- Full name: Lochbroom Camanachd
- Gaelic name: Comann Camanachd Loch Bhraoin
- Nickname: The 'Broom
- Founded: 1992/2005
- Ground: Inverlael
- Manager: Iain McFadyen
- League: Non-League
- 2014: 5th (ND3)
| Home | Away |

= Lochbroom Camanachd =

Lochbroom Camanachd is a shinty club from Ullapool, Scotland. It was active 1992−2000 then 2006−2015. As of 2015, the club has been abeyance at senior level.

==History==

The club was founded in 1992 but went into abeyance in 2000, however the club maintained a youth system which eventually reaped dividends and the club re-emerged at senior level in 2005 thanks to the efforts of Ruaraidh Hughes. Hughes was nominated for the BBC's Unsung Hero Award at 2005's BBC Sports Personality of the Year due to a combination of his young age and struggles with Haemophilia.

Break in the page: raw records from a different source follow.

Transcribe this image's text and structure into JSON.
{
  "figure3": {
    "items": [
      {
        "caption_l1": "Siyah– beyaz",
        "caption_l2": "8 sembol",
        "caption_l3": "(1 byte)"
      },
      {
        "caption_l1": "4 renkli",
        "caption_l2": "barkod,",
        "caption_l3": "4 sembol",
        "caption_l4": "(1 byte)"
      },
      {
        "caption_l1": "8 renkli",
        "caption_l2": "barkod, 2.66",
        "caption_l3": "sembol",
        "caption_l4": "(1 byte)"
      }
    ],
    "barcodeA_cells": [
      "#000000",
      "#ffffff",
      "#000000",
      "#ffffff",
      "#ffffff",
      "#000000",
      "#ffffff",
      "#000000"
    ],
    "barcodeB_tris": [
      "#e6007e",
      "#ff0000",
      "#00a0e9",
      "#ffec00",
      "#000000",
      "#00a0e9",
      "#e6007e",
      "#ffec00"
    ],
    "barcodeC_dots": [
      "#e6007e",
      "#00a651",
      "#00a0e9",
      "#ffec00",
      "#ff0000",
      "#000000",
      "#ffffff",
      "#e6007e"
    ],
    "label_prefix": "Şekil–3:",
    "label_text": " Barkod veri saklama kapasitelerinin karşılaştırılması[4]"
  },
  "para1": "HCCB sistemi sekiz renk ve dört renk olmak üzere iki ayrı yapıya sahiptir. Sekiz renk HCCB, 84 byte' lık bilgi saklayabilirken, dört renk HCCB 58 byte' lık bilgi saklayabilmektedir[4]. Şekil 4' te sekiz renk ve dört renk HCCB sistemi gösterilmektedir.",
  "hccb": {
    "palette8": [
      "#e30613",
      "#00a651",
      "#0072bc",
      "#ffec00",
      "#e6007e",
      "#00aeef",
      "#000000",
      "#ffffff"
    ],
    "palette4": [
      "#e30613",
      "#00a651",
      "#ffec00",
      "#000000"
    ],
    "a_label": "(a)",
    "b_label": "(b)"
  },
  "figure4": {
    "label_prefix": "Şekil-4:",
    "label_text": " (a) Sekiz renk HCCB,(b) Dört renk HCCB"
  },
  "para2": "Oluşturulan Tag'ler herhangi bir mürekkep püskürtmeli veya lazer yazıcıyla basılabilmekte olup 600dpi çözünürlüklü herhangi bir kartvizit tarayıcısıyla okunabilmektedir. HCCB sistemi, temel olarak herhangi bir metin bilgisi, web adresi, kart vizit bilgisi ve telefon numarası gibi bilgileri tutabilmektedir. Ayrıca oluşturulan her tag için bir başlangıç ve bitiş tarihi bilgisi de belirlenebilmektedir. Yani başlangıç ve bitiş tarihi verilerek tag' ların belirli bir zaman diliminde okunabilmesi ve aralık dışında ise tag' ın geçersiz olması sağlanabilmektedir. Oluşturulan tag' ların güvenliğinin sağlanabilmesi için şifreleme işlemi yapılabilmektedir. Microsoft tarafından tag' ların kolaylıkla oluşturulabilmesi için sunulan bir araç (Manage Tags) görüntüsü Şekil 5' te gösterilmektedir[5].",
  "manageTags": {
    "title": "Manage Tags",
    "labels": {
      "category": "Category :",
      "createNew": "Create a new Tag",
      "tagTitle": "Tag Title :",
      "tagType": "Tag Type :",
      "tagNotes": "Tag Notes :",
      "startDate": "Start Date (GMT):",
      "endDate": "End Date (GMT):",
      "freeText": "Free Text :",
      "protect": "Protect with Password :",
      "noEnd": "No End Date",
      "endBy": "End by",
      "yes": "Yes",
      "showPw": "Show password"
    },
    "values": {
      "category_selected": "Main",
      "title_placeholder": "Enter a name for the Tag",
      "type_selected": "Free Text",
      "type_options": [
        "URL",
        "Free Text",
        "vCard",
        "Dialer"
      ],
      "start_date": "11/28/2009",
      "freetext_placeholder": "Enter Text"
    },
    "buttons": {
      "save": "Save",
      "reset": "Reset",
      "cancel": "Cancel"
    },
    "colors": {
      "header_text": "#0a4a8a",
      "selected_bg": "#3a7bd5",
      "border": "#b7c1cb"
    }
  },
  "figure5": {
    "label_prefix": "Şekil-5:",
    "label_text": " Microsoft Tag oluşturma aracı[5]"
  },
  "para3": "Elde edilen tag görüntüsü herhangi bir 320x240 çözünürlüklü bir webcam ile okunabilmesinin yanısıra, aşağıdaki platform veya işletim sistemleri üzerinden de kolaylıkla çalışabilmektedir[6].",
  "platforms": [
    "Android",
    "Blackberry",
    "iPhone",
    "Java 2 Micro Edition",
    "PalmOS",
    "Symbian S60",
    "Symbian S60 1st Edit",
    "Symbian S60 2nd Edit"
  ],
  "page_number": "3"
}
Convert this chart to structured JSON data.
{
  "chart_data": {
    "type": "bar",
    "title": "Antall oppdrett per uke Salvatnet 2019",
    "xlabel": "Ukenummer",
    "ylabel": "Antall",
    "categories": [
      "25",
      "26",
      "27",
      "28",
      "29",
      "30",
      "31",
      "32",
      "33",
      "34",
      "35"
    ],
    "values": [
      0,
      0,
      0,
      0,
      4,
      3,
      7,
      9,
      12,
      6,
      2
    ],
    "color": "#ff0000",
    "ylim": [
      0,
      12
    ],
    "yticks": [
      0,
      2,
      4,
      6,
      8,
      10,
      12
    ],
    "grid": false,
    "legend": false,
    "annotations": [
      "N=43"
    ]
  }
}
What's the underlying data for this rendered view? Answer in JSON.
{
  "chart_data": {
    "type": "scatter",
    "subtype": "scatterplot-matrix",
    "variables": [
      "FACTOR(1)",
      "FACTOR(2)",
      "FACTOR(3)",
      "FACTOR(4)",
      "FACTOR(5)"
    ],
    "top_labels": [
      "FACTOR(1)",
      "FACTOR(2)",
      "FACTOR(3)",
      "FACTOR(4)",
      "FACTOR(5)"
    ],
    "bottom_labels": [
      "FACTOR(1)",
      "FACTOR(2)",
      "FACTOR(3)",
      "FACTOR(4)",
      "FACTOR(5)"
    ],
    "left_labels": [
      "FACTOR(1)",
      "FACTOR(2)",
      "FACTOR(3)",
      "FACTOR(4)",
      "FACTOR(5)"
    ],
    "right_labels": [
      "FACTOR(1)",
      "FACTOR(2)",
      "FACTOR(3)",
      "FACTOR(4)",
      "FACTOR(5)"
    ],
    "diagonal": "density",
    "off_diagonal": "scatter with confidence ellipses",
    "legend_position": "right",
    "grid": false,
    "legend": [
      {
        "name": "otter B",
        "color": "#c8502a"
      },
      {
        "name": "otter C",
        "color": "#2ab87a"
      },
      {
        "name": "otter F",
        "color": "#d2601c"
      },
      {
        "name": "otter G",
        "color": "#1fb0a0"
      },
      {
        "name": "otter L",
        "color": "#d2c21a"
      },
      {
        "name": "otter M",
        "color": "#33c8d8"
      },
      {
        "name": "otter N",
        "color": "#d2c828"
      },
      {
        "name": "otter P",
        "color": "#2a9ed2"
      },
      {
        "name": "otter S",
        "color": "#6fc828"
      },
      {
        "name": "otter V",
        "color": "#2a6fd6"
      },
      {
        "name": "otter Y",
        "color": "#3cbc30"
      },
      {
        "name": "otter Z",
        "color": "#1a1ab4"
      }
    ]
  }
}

The club re-entered senior shinty in 2006 to play in North Division 3,

The first season back in the senior ranks in 2006 saw the Broom perform admirably but only finish in 9th out 10 teams, one place above fellow new boys Ardnamurchan Camanachd. 2007 saw an improvement in the young team, the club won the inaugural Cuach a' Chuain Sgith match played against Lewis Camanachd and overhauled their previous league points total for 2006.

The club retained the Cuach in 2008 as they looked for promotion from Division Three. The club did not achieve promotion but garnered its highest ever points total, 20, and finished in 5th position - its highest placing since reformation. They were also knocked out of the Strathdearn Cup by Skye Camanachd, the first time the two sides had faced each other at senior level.

In 2009, the team has gone from strength to strength starting with a Cuach win against Lewis and a strong winning streak at the start of the season which left them in pole position for the North Three championship for most of the season. They finished the season with 29 points but were overtaken by Beauly Reserves in the east coast club's final game. This second-place finish was still excellent progress by a club in its fifth season.

The club had a disappointing 2010 season finishing fourth but well off the title pace. Decline continued in 2011 with a fifth-place finish but 2012 saw Broom pushing at the top of the league but always unlikely to catch a rampant Beauly. Third place showed that Broom had recaptured some of the 2009 form. Broom fell away again in 2013 back to sixth spot.

2014 was a disappointing season for the Broom and finally, after several seasons, a lack of player availability meant the club went into abeyance at senior level for the 2015 season.